Agnieszka Taborska (born 1961 in Warsaw) is a Polish writer, art historian, specialist in Surrealism, translator, and educator.
Her main areas of interest are French surrealism and how women are portrayed in Western art and literature of the late 19th and early 20th century.
She is the author of essays, short stories, books for children, and novels in which her humor, care for language, and knowledge of Surrealism play important role.
They have been illustrated by eminent artists such as Józef Wilkoń,[3] Lech Majewski,[4] Antoni Boratyński, Franciszek Maśluszczak,[5] Andrzej Klimowski,[6] Mieczysław Wasilewski, Selena Kimball,[7] Krystyna Lipka-Sztarbałło,[8] and Aleksandra Gołębiewska.

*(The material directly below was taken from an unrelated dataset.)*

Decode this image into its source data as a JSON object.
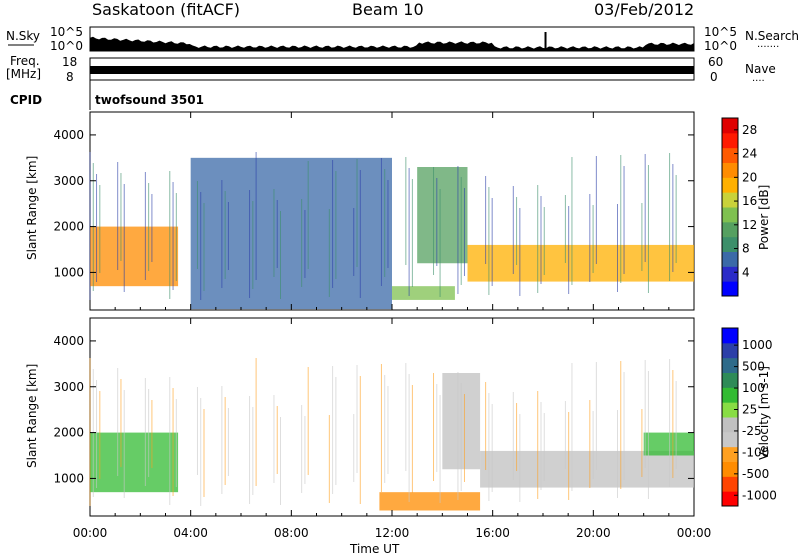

[9] Films (Crazy Clock and A Fisherman at the Bottom of the Sea, made in 2009 and 2011 by Leszek Gałysz;[10] theatre plays (The Office of Lost Dreams, based on The Dreaming Life of Leonora de la Cruz, by the Compagnie Miettes de Spectacle, Paris, 2010[11][12] and The Black Imp never sleeps, Teatr Uszyty, Krakow, 2016); an opera (The Unfinished Life of Phoebe Hicks, Społeczny Chór Czarnego Karła, Bydgoszcz, 2019), and a radio play (Someone is Knocking at the Wall, Teatr Miniatura, Gdańsk, 2015) have been adapted from her works.